Few, if any, protections against this kind of interdepartmental data-sharing exist.

And it’s not just limited to phone records. According to the New York Times, the policy extends to massive amounts of data harvested by phone, email, web interactions, and satellite communications.

On the heels of this significant but largely-ignored shift comes a new report that the FBI is changing its rules with relation to data they access through the NSA.

While it is implied that the changes will help allay privacy concerns, the scant details and liberal use of the “classified” tag are unnerving, as well as the connotative revelation that such practices were almost entirely ungoverned prior to this, and that any limitations are evidently subject to the whims of department chiefs – hardly comforting to privacy advocates.

There is a mountain of precedent and a wall of secrecy protecting these programs, and accoutability is in short supply.

To put it simply, this snowball has been rolling since the ‘80s, and it’s not going to be stopped easily.

According to the Times:

The executive branch can change its own rules without going to Congress or a judge for permission because the data comes from surveillance methods that lawmakers did not include in the main law that governs national security wiretapping, the Foreign Intelligence Surveillance Act, or FISA…In the absence of statutory regulation, the agency’s other surveillance programs are governed by rules the White House sets under a Reagan-era directive called Executive Order 12333.

Civil libertarians have long deplored the expansive powers granted to federal agencies by the 2001 Patriot Act, but have paid less attention to the dangerous precedents set by Cold War-era executive orders and extended through FISA.

This negligence could be our undoing as the argument for privacy begins to shift from one of constitutionality to one of convenience.
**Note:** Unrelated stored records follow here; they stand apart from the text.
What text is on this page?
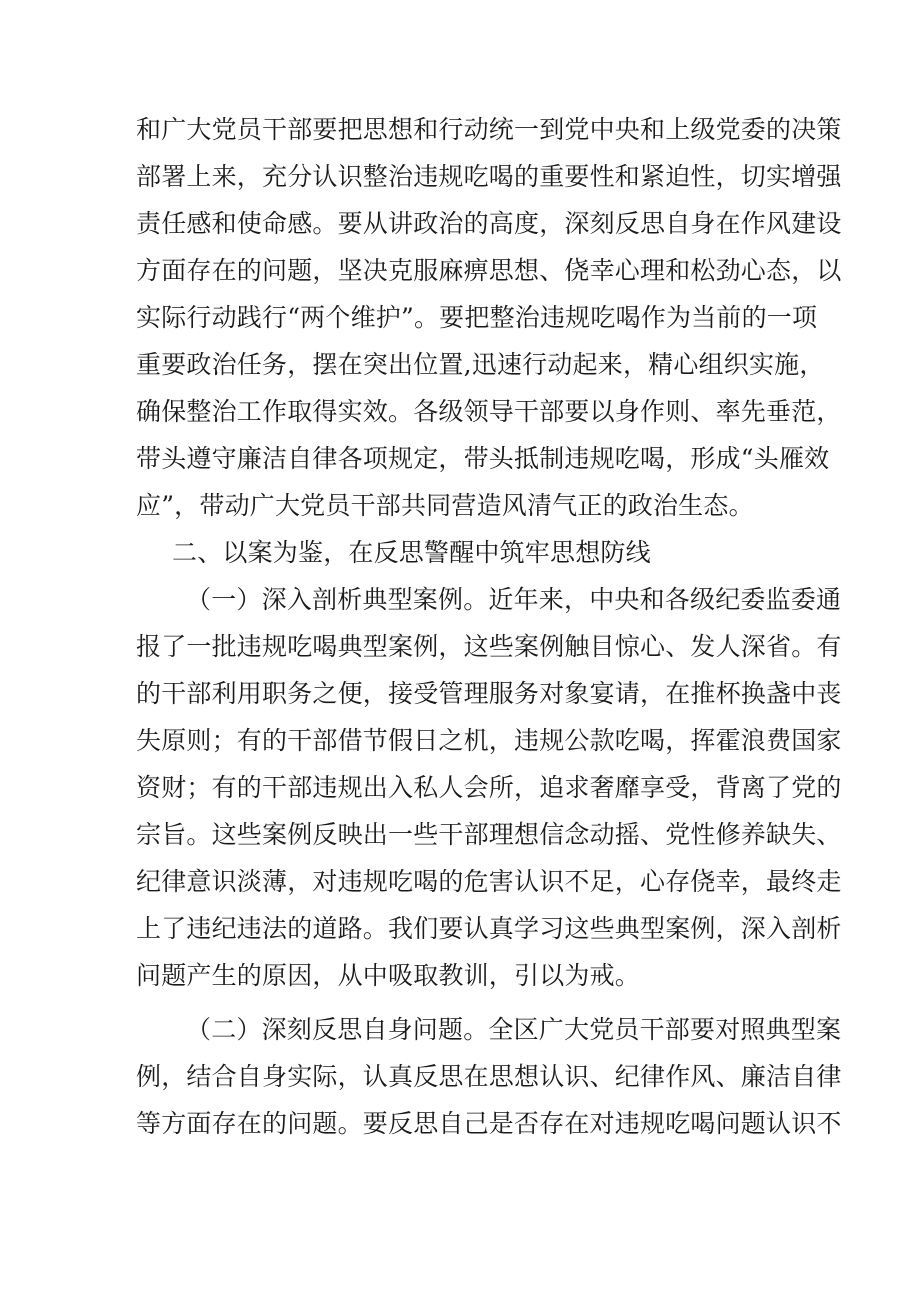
和广大党员干部要把思想和行动统一到党中央和上级党委的决策

部署上来，充分认识整治违规吃喝的重要性和紧迫性，切实增强

责任感和使命感。要从讲政治的高度，深刻反思自身在作风建设

方面存在的问题，坚决克服麻痹思想、侥幸心理和松劲心态，以

实际行动践行“两个维护”。要把整治违规吃喝作为当前的一项

重要政治任务，摆在突出位置,迅速行动起来，精心组织实施，

确保整治工作取得实效。各级领导干部要以身作则、率先垂范，

带头遵守廉洁自律各项规定，带头抵制违规吃喝，形成“头雁效

应”，带动广大党员干部共同营造风清气正的政治生态。

二、以案为鉴，在反思警醒中筑牢思想防线

（一）深入剖析典型案例。近年来，中央和各级纪委监委通

报了一批违规吃喝典型案例，这些案例触目惊心、发人深省。有

的干部利用职务之便，接受管理服务对象宴请，在推杯换盏中丧

失原则；有的干部借节假日之机，违规公款吃喝，挥霍浪费国家

资财；有的干部违规出入私人会所，追求奢靡享受，背离了党的

宗旨。这些案例反映出一些干部理想信念动摇、党性修养缺失、

纪律意识淡薄，对违规吃喝的危害认识不足，心存侥幸，最终走

上了违纪违法的道路。我们要认真学习这些典型案例，深入剖析

问题产生的原因，从中吸取教训，引以为戒。

（二）深刻反思自身问题。全区广大党员干部要对照典型案

例，结合自身实际，认真反思在思想认识、纪律作风、廉洁自律

等方面存在的问题。要反思自己是否存在对违规吃喝问题认识不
The ongoing squabble between Apple and the FBI regarding cell phone encryption and law enforcement backdoors demonstrates this shift, as the primary question in the national mind has become whether privacy concerns outweigh the needs of federal investigators.

Despite the fact that law enforcement has secured a warrant for the search, constitutional concerns remain about the demand that Apple produce a software backdoor for the FBI – like the fact that the terms of the warrant in no way extend to an unaffiliated third party like Apple.

The fact of the matter is that since Sept. 11, 2001, Americans have been far too willing to bend on the minimal requirements of the Fourth Amendment for the sake of stopping terrorism, with virtually nothing to show for it.

The coming legislative calendar presents opportunities for Congress to continue last year’s theme of surveillance reform by allowing the authorizing portion of FISA to expire – an effort that is certain to spark a firestorm of resistance from neoconservative surveillance state Republicans as well as staunch democratic backers of the administration.

Due to the millennial revival of libertarianism within the GOP, issues like this are among the few that can gain bipartisan traction in a congress now more divided between the moderate leadership and polar ideologues on both sides, than between Republicans and Democrats.

Despite the hypnotizing effect of this insane and embarrassing presidential contest, those who care about liberty have to remain vigilant, and gear up for the important legislative fights heading toward us – including another broadside assault on the Fourth Amendment by rebuffed surveillance state authoritarians in both parties.